9.04. Zwangsheirat [OFFEN]

Mik-Mik und ich vertreiben uns die Zeit mit Erinnerungen und dem Erzählen von gemeinsam erlebten Geschichten. Wir lachen gerade darüber, wie Romolo beim fröhlichen Umtrunk im Garten von Adon, dem Vater von Franco, zum letzten Becher angesetzt hatte und beim Trinken mitsamt dem Stuhl einfach nach hinten umgekippt und genau so liegengeblieben war. Es war ihm – Gott sei Dank – nichts passiert, da der weiche Sand den Sturz abgedämpft hat. An dem Abend hatten wir von Romolo nur noch die Sohlen seiner Flip-Flops gesehen.

„Auweia, sind wir betrunken gewesen!“, lache ich laut.

Auch Mik-Mik grient und zieht dann an der Zigarette.

„Ich war danach noch zwei Tage krank“, schüttelt es mich bei den Erinnerungen an die Kopfschmerzen und stöhne: „Cola, Tanduay Rum und Eis sind ein höllisches Gesöff.“

Mik-Mik verzieht das Gesicht und es schüttelt ihn ebenfalls.

„Auch Deine Hochzeitsfeier wird mir immer in guter Erinnerung bleiben. Wie lange ist das jetzt her, elf oder schon zwölf Jahre?

„Ich bin schon 12 Jahre verheiratet“, seufzt Mik-Mik, „so lange, wie Phil alt ist.“

„Wie schnell die Zeit vergeht. Na, jedenfalls ist es mir nach der Feier auch ein paar Tage nicht wirklich gut gegangen.“

Mik-Mik grinst breit: „Weißt Du eigentlich, dass die mich zur Heirat gezwungen haben?“

„Nein!“, sage ich überrascht, „Aber warum denn?“

„Na ja“, druckst Mik-Mik herum, „Vicente war doch erst 16 und ich schon über 20.“

„Ach?“, erwidere ich, „16 und 20? Das ist jung!“

Adon, Romolo, einige andere Onkel von Vicente, der Kagawad und weitere Leute haben mich damals überall gesucht. Die wollten mich verprügeln und sonst was mit mir anstellen. Ich bin aber schnell aus dem Dorf abgehauen.“ Mik-Mik sagt ernst: „In den Bergen bei meinen Freunden, den Rebellen der NPA, konnte mich keiner finden.
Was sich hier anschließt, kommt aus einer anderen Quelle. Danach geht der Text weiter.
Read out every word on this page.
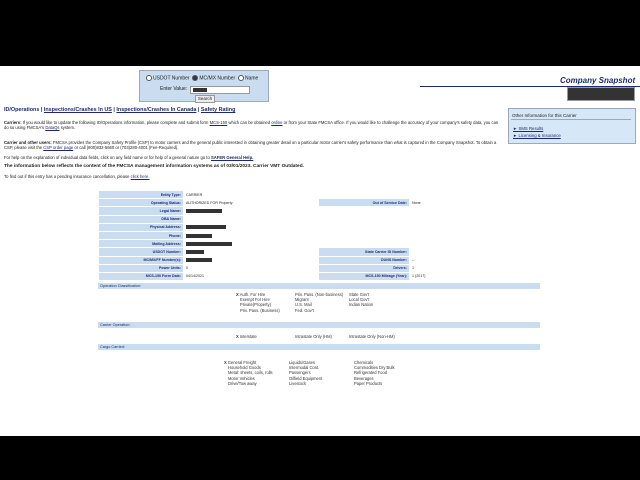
USDOT Number MC/MX Number Name
Enter Value:
Search
Company Snapshot
ID/Operations | Inspections/Crashes In US | Inspections/Crashes In Canada | Safety Rating
Other Information for this Carrier
► SMS Results
► Licensing & Insurance
Carriers: If you would like to update the following ID/Operations information, please complete and submit form MCS-150 which can be obtained online or from your State FMCSA office. If you would like to challenge the accuracy of your company's safety data, you can do so using FMCSA's DataQs system.
Carrier and other users: FMCSA provides the Company Safety Profile (CSP) to motor carriers and the general public interested in obtaining greater detail on a particular motor carrier's safety performance than what is captured in the Company Snapshot. To obtain a CSP, please visit the CSP order page or call (800)832-5660 or (703)280-4001 (Fee-Required).
For help on the explanation of individual data fields, click on any field name or for help of a general nature go to SAFER General Help.
The information below reflects the content of the FMCSA management information systems as of 03/01/2023. Carrier VMT Outdated.
To find out if this entry has a pending insurance cancellation, please click here.
Entity Type:	CARRIER		
Operating Status:	AUTHORIZED FOR Property	Out of Service Date:	None
Legal Name:			
DBA Name:			
Physical Address:			
Phone:			
Mailing Address:			
USDOT Number:		State Carrier ID Number:	
MC/MX/FF Number(s):		DUNS Number:	--
Power Units:	0	Drivers:	1
MCS-150 Form Date:	04/14/2021	MCS-150 Mileage (Year):	1 (2017)
Operation Classification:
XAuth. For Hire
Exempt For Hire
Private(Property)
Priv. Pass. (Business)
Priv. Pass. (Non-business)
Migrant
U.S. Mail
Fed. Gov't
State Gov't
Local Gov't
Indian Nation
Carrier Operation:
XInterstate	Intrastate Only (HM)	Intrastate Only (Non-HM)
Cargo Carried:
XGeneral Freight
Household Goods
Metal: sheets, coils, rolls
Motor Vehicles
Drive/Tow away
Liquids/Gases
Intermodal Cont.
Passengers
Oilfield Equipment
Livestock
Chemicals
Commodities Dry Bulk
Refrigerated Food
Beverages
Paper Products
Mensch, Tommy, hatten die einen Highblood, als bekannt geworden war, dass Vicente schwanger ist.“

Vor Schreck verschlucke ich mich, huste und speie Mineralwasser aus: „Was, schwanger, mit 16?“

Mik-Mik tut verlegen: „Ja, so ist das damals gewesen. Mein Vater und sein Cousin, ein Kommandant der kommunistischen Rebellen, hatten vermittelt.“ Mik-Mik lacht plötzlich laut auf: „Was hatte ich für eine Wahl gehabt, mit einer Pistole auf der Brust, Tommy? Keine! Heiraten oder Anzeige wegen Verführung Minderjähriger und dann, ab in den Knast. Da habe ich Vicente halt geheiratet.“

„Aber, aber“, stammle ich, „Ihr liebt Euch doch?“

„Ja, natürlich ist es auch eine Liebesheirat gewesen!“

Ich muss beim Gedanken an die Pistole als Entscheidungshilfe zur Zwangsheirat lachen: „Eine Pistole auf der Brust? Da fällt die richtige Entscheidung wohl ziemlich leicht, was Mik-Mik? Haben sie Dir wirklich eine Waffe auf die Brust gesetzt?“

Mik-Mik prustet los: „Das mit der Pistole-auf-der-Brust sage ich nur so, weil es ein Sprichwort bei uns ist und Vicente ist wirklich eine tolle Frau!“ Unerwartet springt er auf: „Tommy, schau dort, Kagawad, Franco, Marielou und Jonathan sind an der Schranke!“

‚Dieses Sprichwort mit der Waffe kenne ich auch‘, denke ich und griene in mich hinein.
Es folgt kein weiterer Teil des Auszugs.